ARCANE: Omega (2020)
“One last too beautiful album, just for us to live a few happy moments before realizing that it is a swan song from another legend”
1 Omega-pt.1 (19:40)
2 Omega-pt.2 (5:41)
3 Omega-pt.3 (16:37)
4 Omega-pt.4 (9:11)
(DDL 51:10) (V.F.)
We all know Paul Lawler for his bemusing story of the spectral link between Arcane and Tangerine Dream. On December 11, he dropped a little bomb on social networks! OMEGA will be Arcane's last album, at least for a long time, and offers a hybrid EM style by tying the 70's and 80's style together in the Berlin School genre. Everything to attract the Berlin School aficionado in us! And knowing the history of Arcane, would it be an album marked with the Tangerine Dream seal? We don't waste time to know the answer!
The opening of Omega Part 1 places us in a cave near an ocean and its drizzle that scourges our empty heads and our senses waiting for a next sonorous feast. It begins with a haunting flute and piano notes that fade into a sharp synth line. An expected expectation sets in at the same time as the sounds are conveyed with the parsimony of an apprehension which justifies our greed. The sequencer comes out at the same time as the chants of interstellar whales around the 3 minutes. The movement is fluid and is flowing with a chthonic harmonic approach that guitar chords adorn with an essence of Edgar Froese emerging from his hibernation. Little by little, Omega Part 1 brings us into the cosmic Palace of the late Edgar with a mix of samplings and tunes that flirt between A Dali-Esque Sleep Fuse and It Would Be Like Samoa from the Stuntman album. Going up and down, the rhythm picks up the pace to imitate these rhythmic trains of the Berlin School, going straight ahead under sound artifices stamped with the Froese seal and many wink to TD's music. The sound of the sequencer is very analog on a structure which seems to me close to the 80's. The guitar only throws riffs in a cortex of chthonian voices to leave its empty space for a splendid flute and its ambient air in a first atmospheric bridge which starts around 10 minutes. A reverberating wave rises in order to reset the rhythmic structure 3 minutes later. More pulsating, it once again welcomes flute fragrances whose harmonies make this transition a passage that surprisingly resembles It Would Be Like Samoa. Let's say it's a big 19 minutes that fulfills its promises. Omega Part 2 offers a good catchy electronic rock with a spheroidal structure whose harmonic loops are covered with luminous pads. The percussions join this rhythmic melody turning in loops, initiating the part of the synth which develops very good solos.
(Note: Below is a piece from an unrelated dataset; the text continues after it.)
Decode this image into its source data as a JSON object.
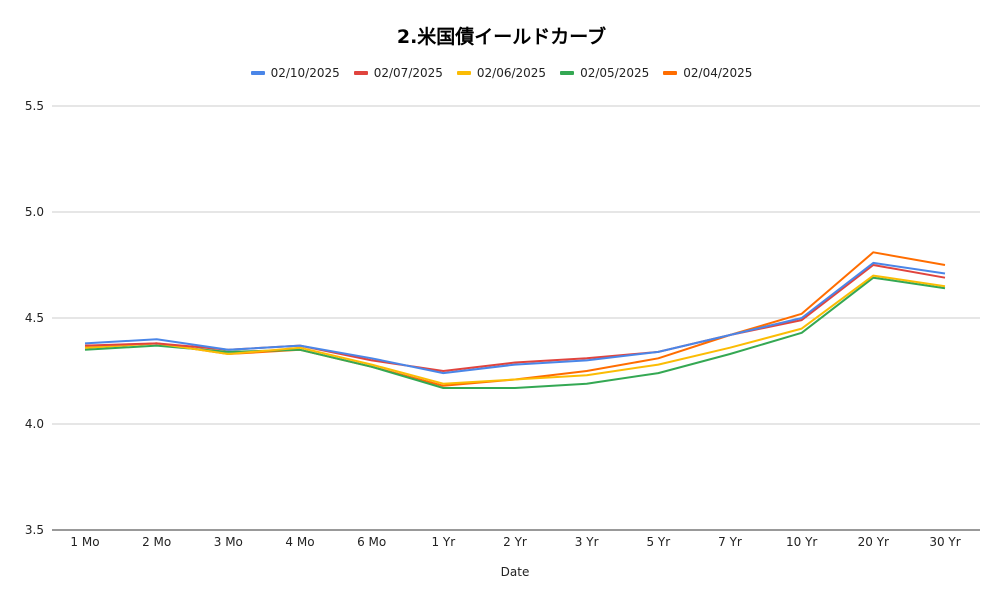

The percussive effects which echo the percussions, this melodious ritornello which obsesses our senses and the vibrating tone of the synth in its solos explain why electronic music is so beautiful!
Omega Part 3 is composed in the mold of Omega Part 1, that is to say with samples of Tangerine Dream which this time visit the Tangram era. First of all, it's the part of Johannes Schmoelling on piano that is sampled here. It follows a bed of reverberations filled with organic matters, as wooshh and waashh filled of drizzles. A layer floating of its prismatic color initiates the first phase of rhythm which is designed to support other fluty harmonies and a fusion of line and effects with the scent of musical drizzles. The Mellotron dominates this segment with voice effects and tunes from an enchanting flute which lead us to a second atmospheric bridge. The suite combines a mix of Tangram's second half to Mojave Plan slamming part in an astonishing finale. This is an awesome track built around TD's memories. Omega Part 4 starts with this cool bank of mist blooming in White Eagle's overture. The bank of hazy voices escorts a line of nasal synth which traces beautiful sighs imbued with esotericism. The flute returns to take its place well installed on a thick layer filled with dense tones. The sequencer gets out of it to create a slightly zigzagging rhythm, a question of avoiding the traps of resonant chords. Guitar riffs and sequenced harmony are embedded in this title where everything now revolves around this melodious rhythm where effects of Le Parc adorn the curves.
This last rendezvous with Arcane takes place under the sign of its legend. OMEGA returns to its roots, while a passage from our universe to a parallel universe made the communications between the band of Edgar Froese and that of Max Richter complacent. A very nice album. One last too beautiful, just for us to live a few happy moments before realizing that it is a swan song from another legend.